Wie stark Bibliothek und Archiv eine zentrale Anlaufstelle für Belange rund um die Friedrichshafener Luftfahrtgeschichte sind, zeigt sich anhand der architektonischen, kulturhistorischen, luftfahrttechnischen aber auch rechtlichen Fragestellungen, die seine Quellen beantworten: „Es ist toll, wenn Besucher und Besucherinnen ins Museum kommen, die etwas mitbringen oder Fragen zu ihren Vorfahren haben und sie dann im Archiv Antworten finden. Die Informationen gehen hier Hand in Hand“, so Barbara Waibel. „Mir liegt das Archiv daher sehr am Herzen. Ich empfinde es als ein tolles Archiv und deshalb auch als Privileg, in diesem besonderen Archiv arbeiten zu können. Man steht mit der ganzen Welt in Kontakt und ich bin immer wieder erstaunt, in wie vielen unterschiedlichen Aspekten man einen Zeppelin-Bezug herstellen kann.“

Das Archiv umfasst derzeit einen Bestand von rund 800 Laufmetern, darunter etwa 20.000 verzeichnete Fotomotive, Nachlässe, Zeitungsartikel sowie eine Sammlung mit zahlreichen Objekten aus dem ehemaligen Zeppelin-Werksmuseum von 1938. Hinzu kommt der Bibliotheksbestand mit rund 13.000 teils seltenen Buchtiteln und Zeitschriften zum Thema Luftschifffahrt, die stellenweise aus der ehemaligen Werksbibliothek der Luftschiffbau Zeppelin GmbH oder aus der Handbibliothek des Grafen Zeppelin mit seinen originalen Randnotizen stammen. Sie alle können recherchiert, bestellt und im Lesesaal eingesehen werden. Für die Mitarbeitenden des Zeppelin Museums sind sie eine unverzichtbare Quellen- und Materialgrundlage für Publikationen, Ausstellungen, Führungen, museumspädagogische Angebote, Flyer, Plakate oder Produkte für den Museumsshop.
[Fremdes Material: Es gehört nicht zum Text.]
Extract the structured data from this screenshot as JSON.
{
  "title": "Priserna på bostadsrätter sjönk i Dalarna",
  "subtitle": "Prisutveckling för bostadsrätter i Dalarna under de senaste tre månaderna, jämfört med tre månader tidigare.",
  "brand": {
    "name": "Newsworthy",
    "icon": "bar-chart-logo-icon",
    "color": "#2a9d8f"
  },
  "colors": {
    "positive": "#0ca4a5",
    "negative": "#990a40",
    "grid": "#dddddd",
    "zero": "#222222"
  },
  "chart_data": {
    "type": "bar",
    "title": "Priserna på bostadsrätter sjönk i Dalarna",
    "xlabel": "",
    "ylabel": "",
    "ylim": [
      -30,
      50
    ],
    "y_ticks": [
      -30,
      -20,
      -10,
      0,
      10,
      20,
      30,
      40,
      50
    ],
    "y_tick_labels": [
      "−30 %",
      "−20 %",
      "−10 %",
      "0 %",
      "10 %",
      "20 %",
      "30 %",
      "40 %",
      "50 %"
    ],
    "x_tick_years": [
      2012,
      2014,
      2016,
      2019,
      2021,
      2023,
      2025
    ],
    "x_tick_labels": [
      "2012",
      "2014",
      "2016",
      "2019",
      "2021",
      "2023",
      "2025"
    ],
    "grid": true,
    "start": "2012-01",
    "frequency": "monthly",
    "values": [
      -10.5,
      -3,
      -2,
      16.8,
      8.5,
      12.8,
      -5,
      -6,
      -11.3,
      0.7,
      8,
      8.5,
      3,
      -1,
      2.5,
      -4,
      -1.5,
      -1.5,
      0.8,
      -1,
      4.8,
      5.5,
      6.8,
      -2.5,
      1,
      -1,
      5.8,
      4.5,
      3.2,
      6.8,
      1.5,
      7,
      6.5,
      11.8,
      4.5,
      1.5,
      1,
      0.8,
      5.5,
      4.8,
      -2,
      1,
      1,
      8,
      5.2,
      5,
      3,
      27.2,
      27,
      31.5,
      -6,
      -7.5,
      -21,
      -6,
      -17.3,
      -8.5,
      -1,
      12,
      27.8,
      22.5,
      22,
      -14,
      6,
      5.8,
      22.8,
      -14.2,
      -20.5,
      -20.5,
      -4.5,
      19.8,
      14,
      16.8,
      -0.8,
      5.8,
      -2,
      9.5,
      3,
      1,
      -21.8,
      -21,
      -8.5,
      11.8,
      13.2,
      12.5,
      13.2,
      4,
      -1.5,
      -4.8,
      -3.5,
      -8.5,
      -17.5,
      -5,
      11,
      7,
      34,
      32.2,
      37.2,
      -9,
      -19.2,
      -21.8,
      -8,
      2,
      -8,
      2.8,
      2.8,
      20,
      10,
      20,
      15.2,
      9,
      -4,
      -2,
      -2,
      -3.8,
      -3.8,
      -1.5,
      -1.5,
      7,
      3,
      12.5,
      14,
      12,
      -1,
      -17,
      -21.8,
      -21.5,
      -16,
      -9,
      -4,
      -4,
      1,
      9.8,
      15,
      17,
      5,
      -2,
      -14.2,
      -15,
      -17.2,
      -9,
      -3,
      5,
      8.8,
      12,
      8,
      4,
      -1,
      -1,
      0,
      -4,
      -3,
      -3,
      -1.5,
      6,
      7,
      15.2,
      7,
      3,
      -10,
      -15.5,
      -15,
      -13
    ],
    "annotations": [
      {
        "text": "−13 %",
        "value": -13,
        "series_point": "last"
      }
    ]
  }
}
Eines dieser Produkte ist der jährlich erscheinende Zeppelin-Kalender. 2023 nimmt er die Luftschiffe der Deutschen Luftschiffahrts AG (DELAG) und ihre Fahrten von 1910 bis 1914 motivisch auf. Die DELAG war nicht nur das erste Luftverkehrsunternehmen der Welt, sie betrieb auch den ersten Passagierverkehr mit Zeppelin-Luftschiffen. Als „wohliges Dahinschweben“ beschrieb der Schriftsteller Hermann Hesse 1911 seine Fahrt mit dem Zeppelin. Dieses „wohlige Dahinschweben“ soll mit dem Zeppelin-Kalender 2023 beim Betrachten der zwölf Motive aus dem Fundus des Zeppelin Archivs nachempfunden werden. Erhältlich ist der Kalender ab dem 15. August 2022 im Museumsshop vor Ort und online.